—Tout cela me paraît prodigieusement drôle, lui dit de Marsay en l’examinant. Mais tu me parais une bonne fille, une nature bizarre; tu es, foi d’honnête homme, une charade vivante dont le mot me semble bien difficile à trouver.

Paquita ne comprit rien à ce que disait le jeune homme; elle le regarda doucement en ouvrant des yeux qui ne pouvaient jamais être bêtes, tant il s’y peignait de volupté.

—Tiens, mon amour, dit-elle en revenant à sa première idée, veux-tu me plaire?

—Je ferai tout ce que tu voudras, et même ce que tu ne voudras pas, répondit en riant de Marsay qui retrouva son aisance de fat en prenant la résolution de se laisser aller au cours de sa bonne fortune sans regarder ni en arrière ni en avant. Puis peut-être comptait-il sur sa puissance et sur son savoir-faire d’homme à bonnes fortunes pour dominer quelques heures plus tard cette fille, et en apprendre tous les secrets.

—Eh! bien, lui dit-elle, laisse-moi t’arranger à mon goût.

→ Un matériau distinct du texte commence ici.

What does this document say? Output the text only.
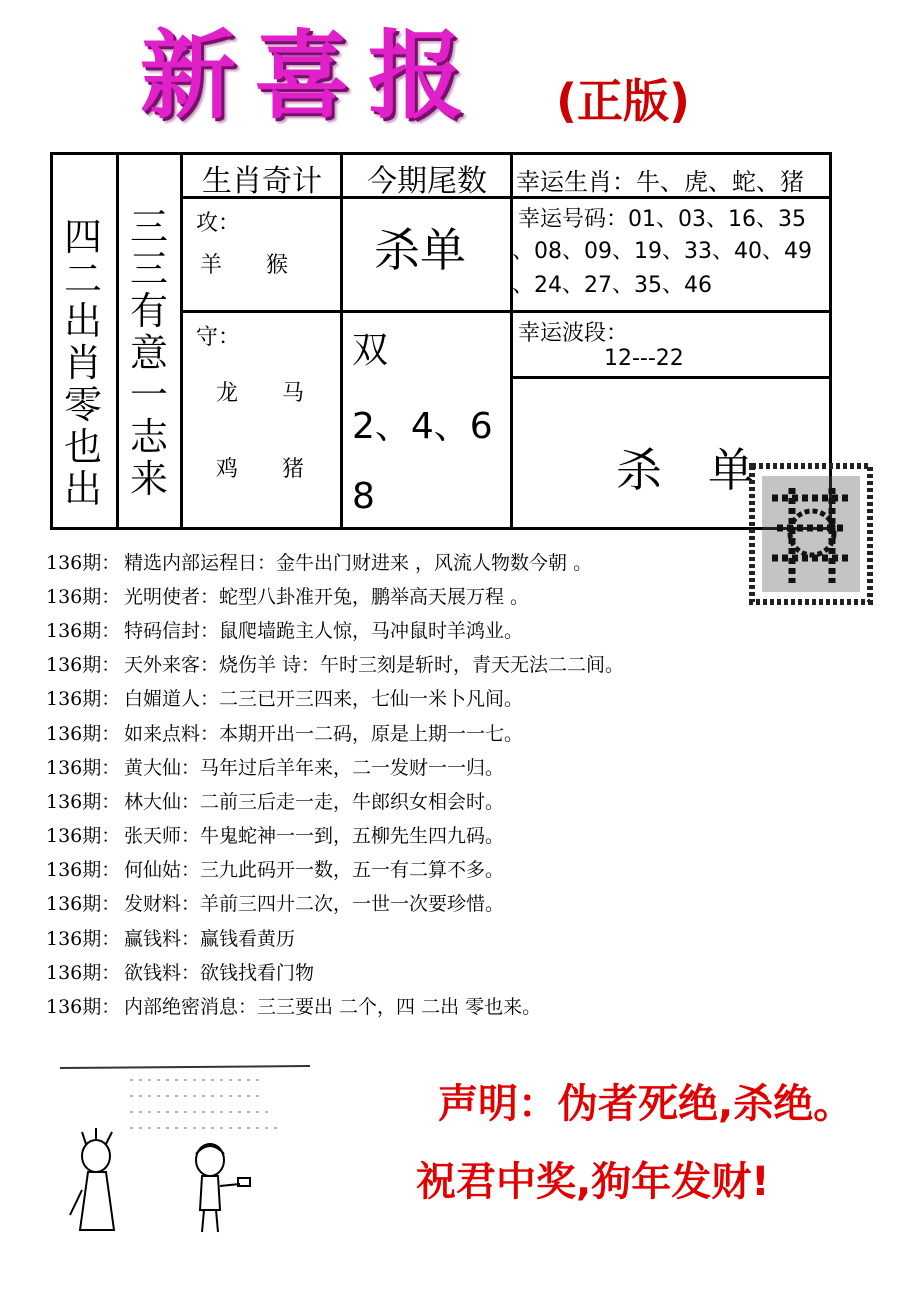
新喜报 (正版)
四
二
出
肖
零
也
出
三
三
有
意
一
志
来
生肖奇计	今期尾数	幸运生肖：牛、虎、蛇、猪
攻：
羊　　猴 杀单
幸运号码：01、03、16、35
、08、09、19、33、40、49
、24、27、35、46
守：
龙　　马
鸡　　猪
双
2、4、6
8
幸运波段：
12---22
杀　单
136期： 精选内部运程日：金牛出门财进来 ，风流人物数今朝 。
136期： 光明使者：蛇型八卦准开兔，鹏举高天展万程 。
136期： 特码信封：鼠爬墙跪主人惊，马冲鼠时羊鸿业。
136期： 天外来客：烧伤羊 诗：午时三刻是斩时，青天无法二二间。
136期： 白媚道人：二三已开三四来，七仙一米卜凡间。
136期： 如来点料：本期开出一二码，原是上期一一七。
136期： 黄大仙：马年过后羊年来，二一发财一一归。
136期： 林大仙：二前三后走一走，牛郎织女相会时。
136期： 张天师：牛鬼蛇神一一到，五柳先生四九码。
136期： 何仙姑：三九此码开一数，五一有二算不多。
136期： 发财料：羊前三四廾二次，一世一次要珍惜。
136期： 赢钱料：赢钱看黄历
136期： 欲钱料：欲钱找看门物
136期： 内部绝密消息：三三要出 二个，四 二出 零也来。
声明：伪者死绝,杀绝。
祝君中奖,狗年发财!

—Mets-moi donc à ton goût, dit Henri.

Paquita joyeuse alla prendre dans un des deux meubles une robe de velours rouge, dont elle habilla de Marsay, puis elle le coiffa d’un bonnet de femme et l’entortilla d’un châle. En se livrant à ses folies, faites avec une innocence d’enfant, elle riait d’un rire convulsif, et ressemblait à un oiseau battant des ailes; mais elle ne voyait rien au delà.

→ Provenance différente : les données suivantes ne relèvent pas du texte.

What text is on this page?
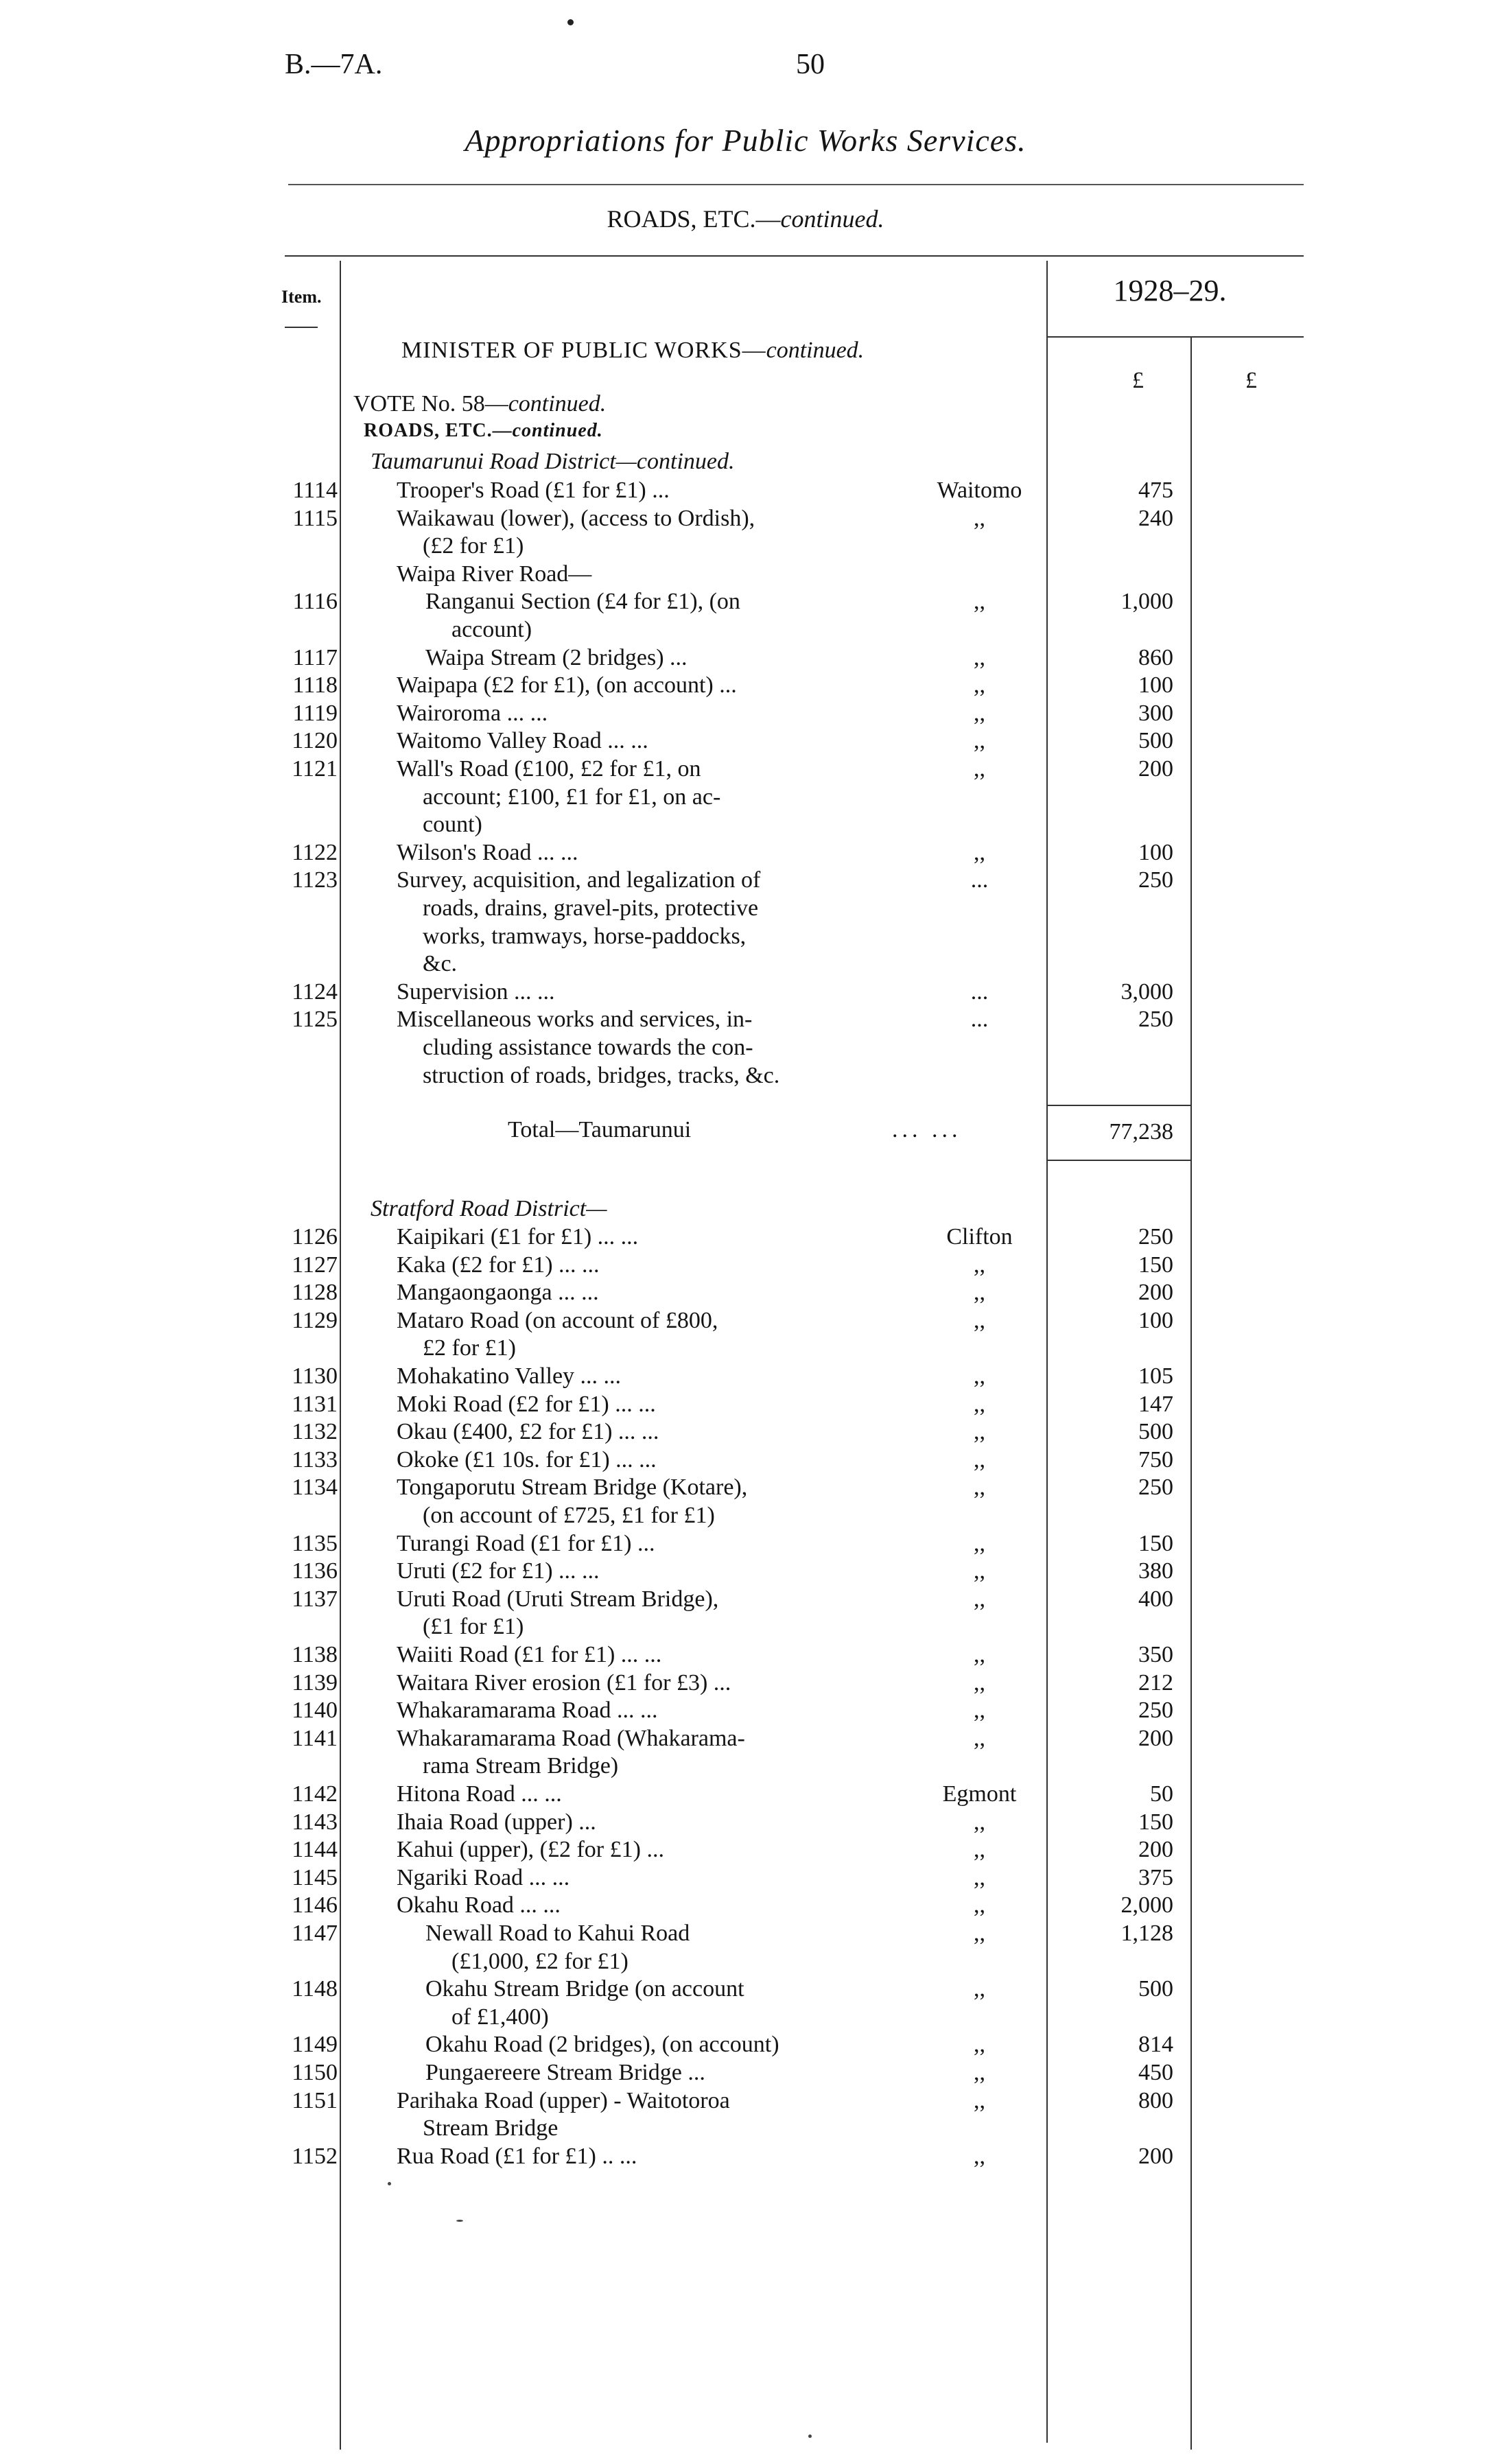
B.—7A.	50
Appropriations for Public Works Services.
ROADS, ETC.—continued.
Item.	1928–29.
£	£
MINISTER OF PUBLIC WORKS—continued.
VOTE No. 58—continued.
ROADS, ETC.—continued.
Taumarunui Road District—continued.
1114	Trooper's Road (£1 for £1) ...	Waitomo	475
1115	Waikawau (lower), (access to Ordish),
(£2 for £1)
,,	240
Waipa River Road—
1116	Ranganui Section (£4 for £1), (on
account)
,,	1,000
1117	Waipa Stream (2 bridges) ...	,,	860
1118	Waipapa (£2 for £1), (on account) ...	,,	100
1119	Wairoroma ... ...	,,	300
1120	Waitomo Valley Road ... ...	,,	500
1121	Wall's Road (£100, £2 for £1, on
account; £100, £1 for £1, on ac-
count)
,,	200
1122	Wilson's Road ... ...	,,	100
1123	Survey, acquisition, and legalization of
roads, drains, gravel-pits, protective
works, tramways, horse-paddocks,
&c.
...	250
1124	Supervision ... ...	...	3,000
1125	Miscellaneous works and services, in-
cluding assistance towards the con-
struction of roads, bridges, tracks, &c.
...	250
Total—Taumarunui	... ...	77,238
Stratford Road District—
1126	Kaipikari (£1 for £1) ... ...	Clifton	250
1127	Kaka (£2 for £1) ... ...	,,	150
1128	Mangaongaonga ... ...	,,	200
1129	Mataro Road (on account of £800,
£2 for £1)
,,	100
1130	Mohakatino Valley ... ...	,,	105
1131	Moki Road (£2 for £1) ... ...	,,	147
1132	Okau (£400, £2 for £1) ... ...	,,	500
1133	Okoke (£1 10s. for £1) ... ...	,,	750
1134	Tongaporutu Stream Bridge (Kotare),
(on account of £725, £1 for £1)
,,	250
1135	Turangi Road (£1 for £1) ...	,,	150
1136	Uruti (£2 for £1) ... ...	,,	380
1137	Uruti Road (Uruti Stream Bridge),
(£1 for £1)
,,	400
1138	Waiiti Road (£1 for £1) ... ...	,,	350
1139	Waitara River erosion (£1 for £3) ...	,,	212
1140	Whakaramarama Road ... ...	,,	250
1141	Whakaramarama Road (Whakarama-
rama Stream Bridge)
,,	200
1142	Hitona Road ... ...	Egmont	50
1143	Ihaia Road (upper) ...	,,	150
1144	Kahui (upper), (£2 for £1) ...	,,	200
1145	Ngariki Road ... ...	,,	375
1146	Okahu Road ... ...	,,	2,000
1147	Newall Road to Kahui Road
(£1,000, £2 for £1)
,,	1,128
1148	Okahu Stream Bridge (on account
of £1,400)
,,	500
1149	Okahu Road (2 bridges), (on account)	,,	814
1150	Pungaereere Stream Bridge ...	,,	450
1151	Parihaka Road (upper) - Waitotoroa
Stream Bridge
,,	800
1152	Rua Road (£1 for £1) .. ...	,,	200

S’il est impossible de peindre les délices inouïes que rencontrèrent ces deux belles créatures faites par le ciel dans un moment où il était en joie, il est peut-être nécessaire de traduire métaphysiquement les impressions extraordinaires et presque fantastiques du jeune homme. Ce que les gens qui se trouvent dans la situation sociale où était de Marsay et qui vivent comme il vivait, savent le mieux reconnaître, est l’innocence d’une fille. Mais, chose étrange! si la Fille aux yeux d’or était vierge, elle n’était certes pas innocente. L’union si bizarre du mystérieux et du réel, de l’ombre et de la lumière, de l’horrible et du beau, du plaisir et du danger, du paradis et de l’enfer, qui s’était déjà rencontrée dans cette aventure, se continuait dans l’être capricieux et sublime dont se jouait de Marsay. Tout ce que la volupté la plus raffinée a de plus savant, tout ce que pouvait connaître Henri de cette poésie des sens que l’on nomme l’amour, fut dépassé par les trésors que déroula cette fille dont les yeux jaillissants ne mentirent à aucune des promesses qu’ils faisaient. Ce fut un poème oriental, où rayonnait le soleil que Saadi, Hafiz ont mis dans leurs bondissantes strophes. Seulement, ni le rhythme de Saadi, ni celui de Pindare n’auraient exprimé l’extase pleine de confusion et la stupeur dont cette délicieuse fille fut saisie quand cessa l’erreur dans laquelle une main de fer la faisait vivre.

—Morte! dit-elle, je suis morte! Adolphe, emmène-moi donc au bout de la terre, dans une île où personne ne nous sache. Que notre fuite ne laisse pas de traces! Nous serions suivis dans l’enfer. Dieu! voici le jour. Sauve-toi. Te reverrai-je jamais? Oui, demain, je veux te revoir, dussé-je, pour avoir ce bonheur, donner la mort à tous mes surveillants. A demain.

Elle le serra dans ses bras par une étreinte où il y avait la terreur de la mort. Puis elle poussa un ressort qui devait répondre à une sonnette, et supplia de Marsay de se laisser bander les yeux.